Rather than the traditional panel made up of security insiders from a variety of companies discussing a variety of topics, this year’s State of the Industry session took a slightly different approach. The audience, which outnumbered chairs, was treated to a more of a highly focused case study featuring three security and IT professionals from Paramount Pictures discussing the studio’s security overhaul to address a number of previous concerns.

Scott Phemister, Paramount’s executive director of Global Risk and Crisis Management, took the reins, walking attendees through the lot-centric approach to security the studio adopted previously to protect its 65-acre Hollywood property and the 150-plus buildings on that site. While Paramount’s perimeter security was top-notch, that approach left a lot to be desired. For example, it didn’t take into account the studio’s 25 off-site locations, special events and production and filming locations worldwide.

“Our global footprint is expanding, but our security program didn’t,” Phemister said.

As part of a new vision adopted in 2013, a new team was formed to enhance Paramount’s existing security operations center (SOC), the small space where security staff monitored 10 disparate systems that were generating more than 1,000 alarms a day. Adding to the challenge were manual analysis, an inability to prioritize alarms and paper-based procedures.

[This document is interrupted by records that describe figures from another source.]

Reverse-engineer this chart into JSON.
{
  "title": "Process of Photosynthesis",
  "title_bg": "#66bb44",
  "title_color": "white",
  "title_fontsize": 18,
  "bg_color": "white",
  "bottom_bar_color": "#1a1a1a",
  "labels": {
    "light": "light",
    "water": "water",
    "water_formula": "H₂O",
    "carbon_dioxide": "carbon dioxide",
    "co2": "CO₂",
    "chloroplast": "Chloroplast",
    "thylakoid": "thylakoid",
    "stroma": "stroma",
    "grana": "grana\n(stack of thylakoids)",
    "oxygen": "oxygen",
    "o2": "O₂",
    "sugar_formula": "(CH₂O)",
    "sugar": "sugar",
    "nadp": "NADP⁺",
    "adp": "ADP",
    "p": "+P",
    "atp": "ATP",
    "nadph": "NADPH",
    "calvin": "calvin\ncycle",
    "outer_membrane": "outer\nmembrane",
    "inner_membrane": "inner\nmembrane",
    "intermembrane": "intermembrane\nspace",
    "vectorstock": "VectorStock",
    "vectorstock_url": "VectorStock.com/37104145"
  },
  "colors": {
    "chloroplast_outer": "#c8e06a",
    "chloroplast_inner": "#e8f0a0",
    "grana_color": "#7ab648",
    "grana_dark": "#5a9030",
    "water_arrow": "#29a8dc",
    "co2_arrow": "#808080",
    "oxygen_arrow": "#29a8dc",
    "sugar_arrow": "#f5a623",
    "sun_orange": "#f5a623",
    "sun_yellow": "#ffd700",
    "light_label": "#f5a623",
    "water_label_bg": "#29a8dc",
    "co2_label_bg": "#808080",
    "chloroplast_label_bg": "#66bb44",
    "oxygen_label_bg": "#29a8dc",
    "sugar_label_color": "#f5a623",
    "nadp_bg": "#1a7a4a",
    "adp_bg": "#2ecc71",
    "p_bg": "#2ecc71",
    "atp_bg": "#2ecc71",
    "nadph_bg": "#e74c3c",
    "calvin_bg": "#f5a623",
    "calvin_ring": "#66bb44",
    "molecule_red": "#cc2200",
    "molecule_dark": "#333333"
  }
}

The result was overlooked alarms and events, and slow, inefficient, untimely and inconsistent response.

Recognizing the security risks these factors introduced, Paramount embarked on a course to redesign its SOC and deploy a physical security information management (PSIM) solution to integrate its systems, analyze alarms, prioritize responses and implement predetermined workflows.

Based on security systems’ move to IP, Paramount’s security team worked closely with IT in determining its needs and evaluating solutions.

“There are 10 ways to skin a cat. You have to make sure the technology is applied in a way that actually provides benefit to the business,” said Jeff Reider, senior analyst for global risk and crisis management. “If you don’t have an IT partner when you’re evaluating solutions, get an independent third-party for the analysis.”

The relationship between IT and security is more than a theory for Paramount; it’s actually a mandate that comes from the top of the organization. Representing the IT side of the house, Steve Tiffany, Paramount’s director, studio systems, said that type of top-down support has been extremely valuable.

“It allows us to do what we do best while they can focus on what they do best,” ST said.

Following a discussion of the evaluation process, the three offered tips for a successful PSIM implementation (see box below) before sharing the results of their implementation, which went live in February 2015. In addition to consolidating 10 systems into one, within a month, the solution reduced the number of alarms by 93 percent by filtering out nonactionable alarms and events.